The couple acted together again in a riveting version of "Who's Afraid of Virginia Woolf?" -- for which Taylor, playing an unkempt shrew, won a Best Actress Academy Award to add to her earlier one for "Butterfield 8" -- as well as in a string of lesser films including "The Sandpiper," "The Comedians" and "Boom!"
She was also an entrepreneur, introducing several perfumes such as "White Diamonds" and "Black Pearls" and a line of diamond and precious stone jewelry. For her various activities, Taylor was made a Dame of the British Empire and a Commander of Arts and Letters by the French government.
After the death of her close friend and "Giant" costar Rock Hudson from AIDS, Taylor threw herself into raising funds to fight the disease and co-founded the American Foundation for AIDS Research.
She was also a known for her longtime friendship with pop star Michael Jackson and supported the singer throughout the notorious child abuse claims that dogged him in his later years. Her attendance at his funeral in 2009 marked a return to the public eye after several years shunning the limelight.

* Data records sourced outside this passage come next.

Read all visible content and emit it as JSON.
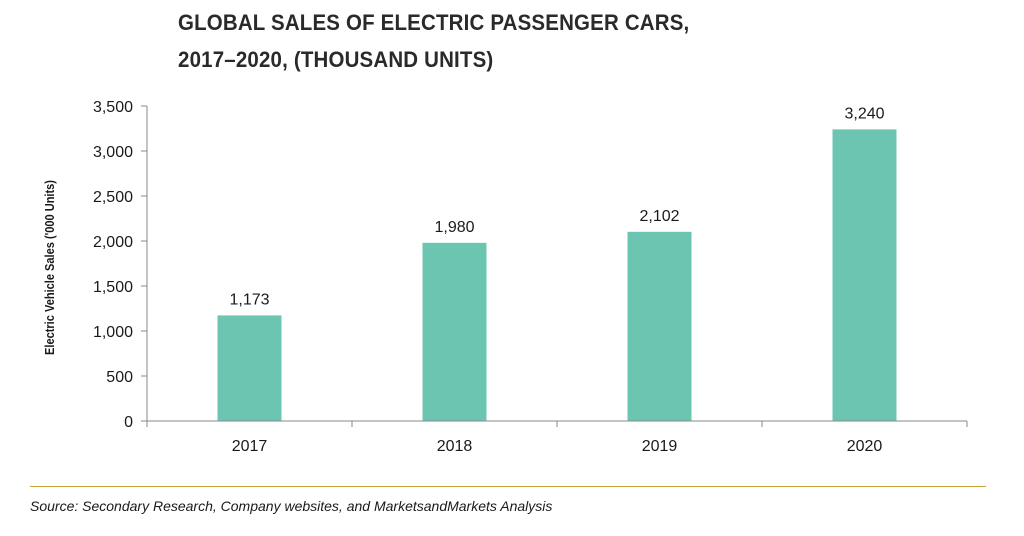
{
  "chart_data": {
    "type": "bar",
    "title_lines": [
      "GLOBAL SALES OF ELECTRIC PASSENGER CARS,",
      "2017–2020, (THOUSAND UNITS)"
    ],
    "categories": [
      "2017",
      "2018",
      "2019",
      "2020"
    ],
    "values": [
      1173,
      1980,
      2102,
      3240
    ],
    "data_labels": [
      "1,173",
      "1,980",
      "2,102",
      "3,240"
    ],
    "xlabel": "",
    "ylabel": "Electric Vehicle Sales ('000 Units)",
    "ylim": [
      0,
      3500
    ],
    "yticks": [
      0,
      500,
      1000,
      1500,
      2000,
      2500,
      3000,
      3500
    ],
    "ytick_labels": [
      "0",
      "500",
      "1,000",
      "1,500",
      "2,000",
      "2,500",
      "3,000",
      "3,500"
    ],
    "bar_color": "#6cc5b0",
    "grid": false,
    "legend": "none"
  },
  "source": "Source: Secondary Research, Company websites, and MarketsandMarkets Analysis",
  "colors": {
    "title": "#2a2a2a",
    "axis": "#8a8a8a",
    "divider": "#c7a43a"
  }
}
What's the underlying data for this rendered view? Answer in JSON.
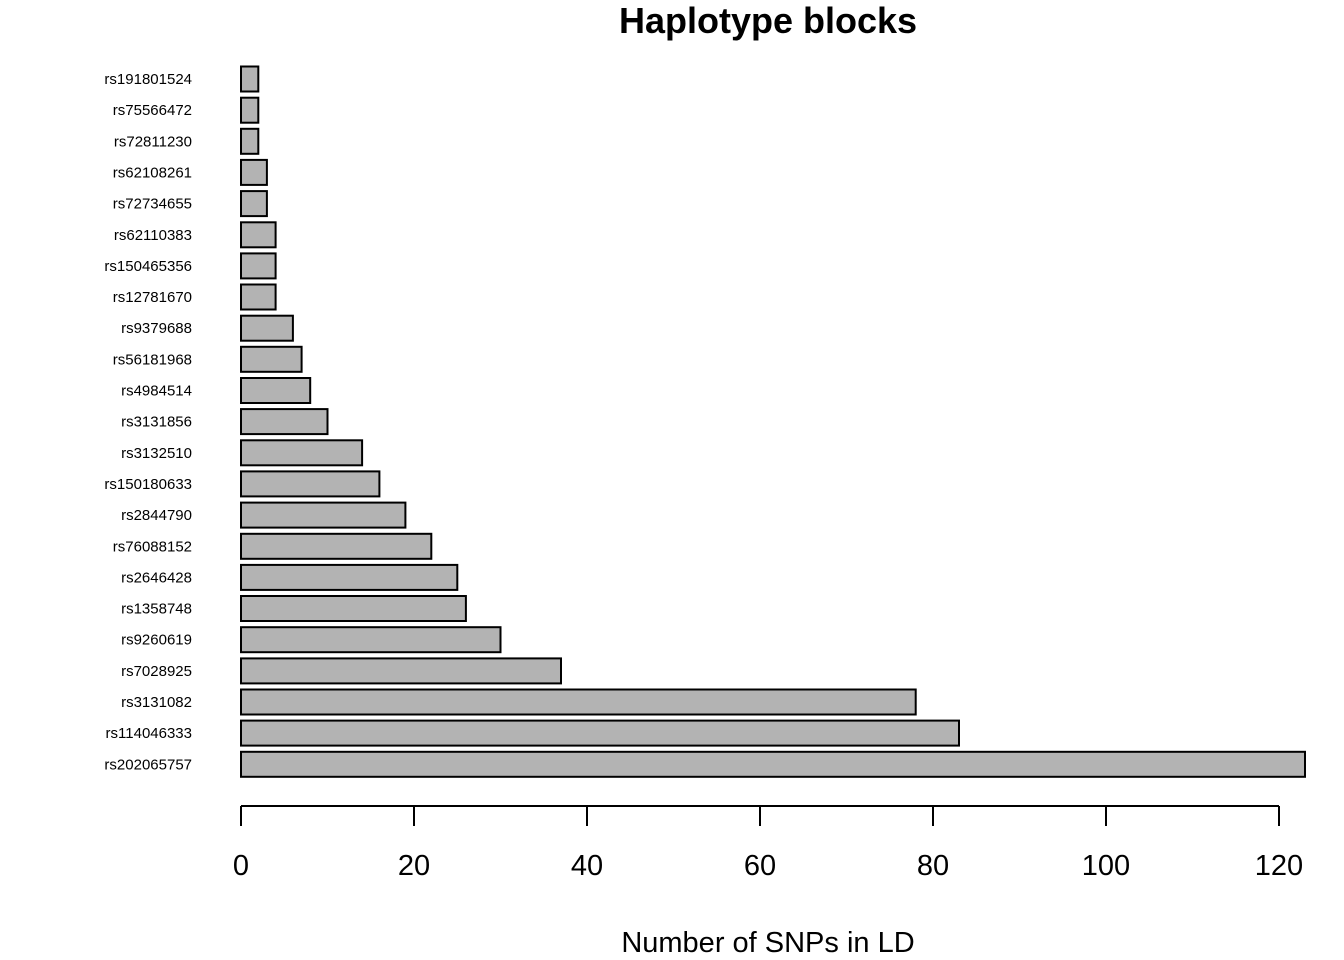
{
  "chart_data": {
    "type": "bar",
    "orientation": "horizontal",
    "title": "Haplotype blocks",
    "xlabel": "Number of SNPs in LD",
    "ylabel": "",
    "categories": [
      "rs191801524",
      "rs75566472",
      "rs72811230",
      "rs62108261",
      "rs72734655",
      "rs62110383",
      "rs150465356",
      "rs12781670",
      "rs9379688",
      "rs56181968",
      "rs4984514",
      "rs3131856",
      "rs3132510",
      "rs150180633",
      "rs2844790",
      "rs76088152",
      "rs2646428",
      "rs1358748",
      "rs9260619",
      "rs7028925",
      "rs3131082",
      "rs114046333",
      "rs202065757"
    ],
    "values": [
      2,
      2,
      2,
      3,
      3,
      4,
      4,
      4,
      6,
      7,
      8,
      10,
      14,
      16,
      19,
      22,
      25,
      26,
      30,
      37,
      78,
      83,
      123
    ],
    "xlim": [
      0,
      120
    ],
    "xticks": [
      0,
      20,
      40,
      60,
      80,
      100,
      120
    ],
    "bar_color": "#b3b3b3",
    "grid": false,
    "legend": "none"
  }
}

Her own health went through precarious patches, including a near-fatal illness while filming "Butterfield 8," a benign brain tumor, congestive heart failure, skin cancer, a repeatedly broken back, hip replacements, pneumonia and finally, heart failure. Amid all the tumult of her life -- all the headlines and publicity, both good and bad -- Taylor just carried on. "I'm a survivor," she once said. "A living example of what people can go through and survive."